Se o novo modelo é importante para permitir que qualquer um com uma reserva financeira possa se tornar um investidor, talvez seja ainda mais fundamental para que empreendedores possam contar financiamento e outros tipos de ajuda para o sucesso de negócio. Kepler atua no Broota como líder de alguns investimentos, onde através de um “sindicato”, um investidor experiente convida interessados a compartilhar com ele oportunidades que acredita serem interessantes de receberem aporte. “Um benefício de investir através de um sindicato é participar das melhores oportunidades em primeira mão, além de ter as opções de retorno e de saídas muito mais claras.  Até porque o líder do sindicato mantém um bom relacionamento com o mercado, fundos e VCs, além de grandes corporações e especialistas em M&A para futuras aquisições das startups investidas e para novas rodadas de investimentos” explica Kepler.

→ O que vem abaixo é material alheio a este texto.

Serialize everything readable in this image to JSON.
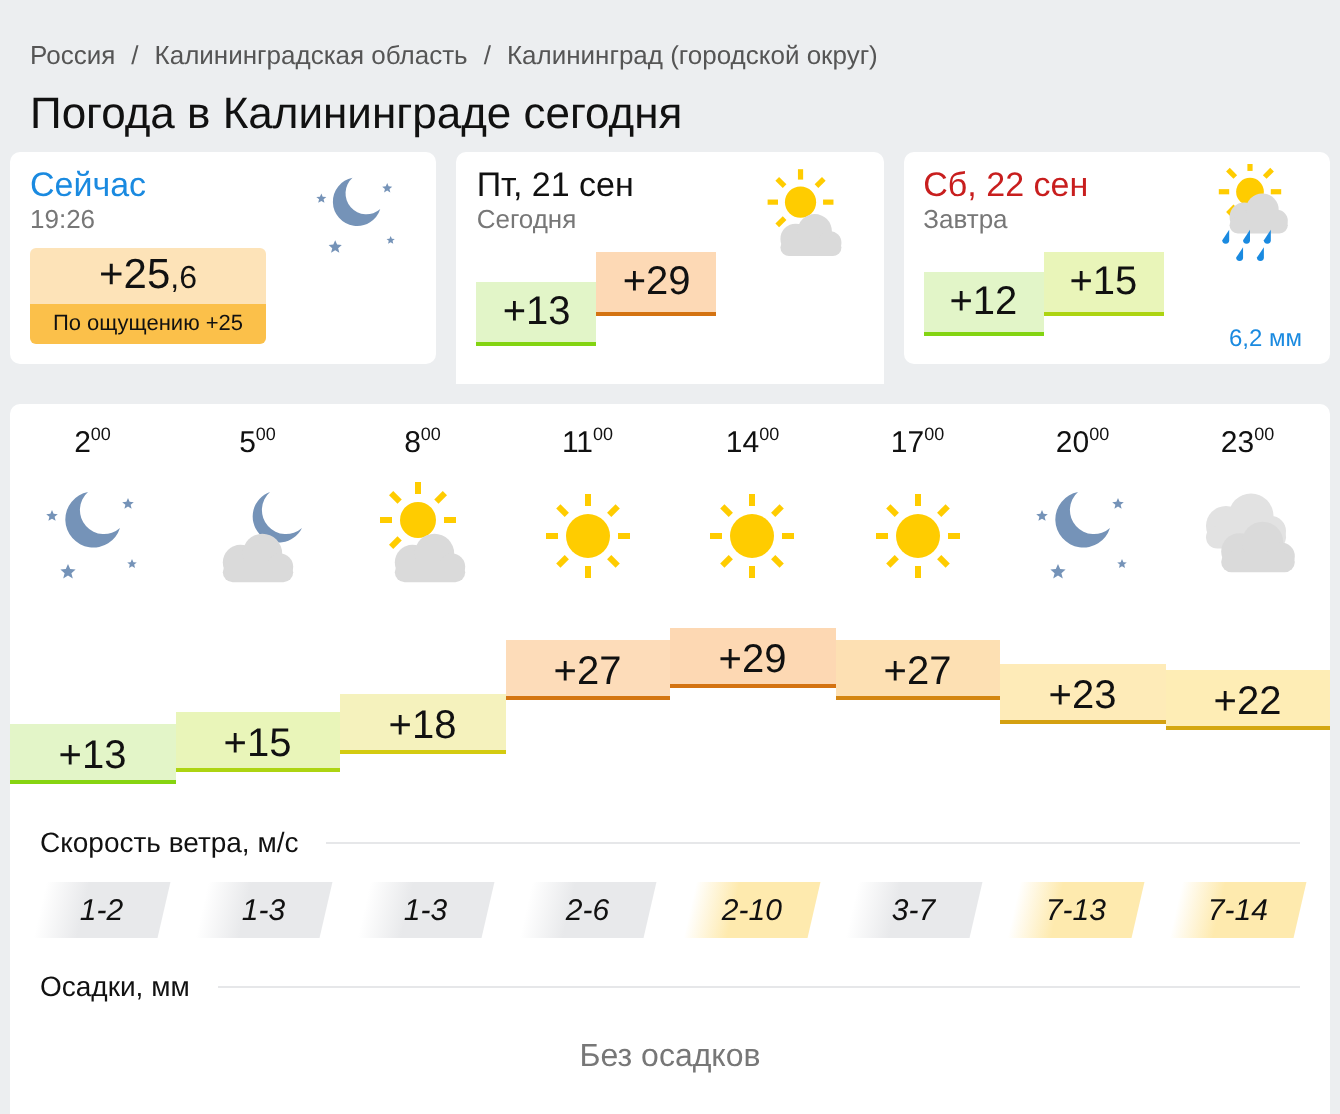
{
  "breadcrumbs": [
    "Россия",
    "Калининградская область",
    "Калининград (городской округ)"
  ],
  "separator": "/",
  "title": "Погода в Калининграде сегодня",
  "cards": [
    {
      "kind": "now",
      "heading": "Сейчас",
      "time": "19:26",
      "icon": {
        "kind": "moon-stars"
      },
      "temp": "+25",
      "temp_fraction": ",6",
      "feels_like": "По ощущению +25",
      "selected": false
    },
    {
      "kind": "day",
      "heading": "Пт, 21 сен",
      "subheading": "Сегодня",
      "weekend": false,
      "selected": true,
      "icon": {
        "kind": "sun-cloud"
      },
      "temps": [
        {
          "text": "+13",
          "color": "#e2f5c8"
        },
        {
          "text": "+29",
          "color": "#fdd9b5"
        }
      ]
    },
    {
      "kind": "day",
      "heading": "Сб, 22 сен",
      "subheading": "Завтра",
      "weekend": true,
      "selected": false,
      "icon": {
        "kind": "sun-cloud-rain"
      },
      "precipitation": "6,2 мм",
      "temps": [
        {
          "text": "+12",
          "color": "#e2f5c8"
        },
        {
          "text": "+15",
          "color": "#e9f5b9"
        }
      ]
    }
  ],
  "hourly": {
    "hours": [
      {
        "time": "2$^{00}$",
        "icon": {
          "kind": "moon-stars"
        },
        "temp": {
          "text": "+13",
          "color": "#e3f5c8"
        },
        "wind": {
          "text": "1-2",
          "color": "#e8e9eb"
        }
      },
      {
        "time": "5$^{00}$",
        "icon": {
          "kind": "moon-cloud"
        },
        "temp": {
          "text": "+15",
          "color": "#e9f5b9"
        },
        "wind": {
          "text": "1-3",
          "color": "#e8e9eb"
        }
      },
      {
        "time": "8$^{00}$",
        "icon": {
          "kind": "sun-cloud"
        },
        "temp": {
          "text": "+18",
          "color": "#f5f2bd"
        },
        "wind": {
          "text": "1-3",
          "color": "#e8e9eb"
        }
      },
      {
        "time": "11$^{00}$",
        "icon": {
          "kind": "sun"
        },
        "temp": {
          "text": "+27",
          "color": "#fddcb9"
        },
        "wind": {
          "text": "2-6",
          "color": "#e8e9eb"
        }
      },
      {
        "time": "14$^{00}$",
        "icon": {
          "kind": "sun"
        },
        "temp": {
          "text": "+29",
          "color": "#fdd8b3"
        },
        "wind": {
          "text": "2-10",
          "color": "#feeaae"
        }
      },
      {
        "time": "17$^{00}$",
        "icon": {
          "kind": "sun"
        },
        "temp": {
          "text": "+27",
          "color": "#fde0b3"
        },
        "wind": {
          "text": "3-7",
          "color": "#e8e9eb"
        }
      },
      {
        "time": "20$^{00}$",
        "icon": {
          "kind": "moon-stars"
        },
        "temp": {
          "text": "+23",
          "color": "#feebb8"
        },
        "wind": {
          "text": "7-13",
          "color": "#feeaae"
        }
      },
      {
        "time": "23$^{00}$",
        "icon": {
          "kind": "clouds"
        },
        "temp": {
          "text": "+22",
          "color": "#feedb5"
        },
        "wind": {
          "text": "7-14",
          "color": "#feeaae"
        }
      }
    ],
    "wind_label": "Скорость ветра, м/с",
    "precip_label": "Осадки, мм",
    "precip_text": "Без осадков"
  }
}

Pode ser que ainda leve alguns anos para que o CrowdEquity vire um tipo de investimento que possa ser feito através dos sites dos bancos de varejo. Mas acredito que no futuro, ao acessar a área de investimento dos grandes bancos, ao lado das opções em fundos de renda fixa, variável, etc, haverá a possibilidade de investimento em fundos de startups de tecnologia, de saúde, etc. Essa também é a opinião de Rizzo, que identifica alguns percalços ao longo do caminho: “penso que ainda falta um bom caminho, em especial o amadurecimento do ecossistema de inovação e a criação de fundos menores de capital semente, que ainda não são viáveis devido a uma série de questões fiscais e regulatórias”. Até lá você pode investir diretamente através das plataformas existentes (além da Broota, no país, conheço a EuSócio e a InveStartup mas devem existir outras). É um caminho de alto risco, mas real, de ser anjo de uma startup, que pode obter muito sucesso e trazer um retorno muito acima da média. E de incentivar na prática a inovação no Brasil.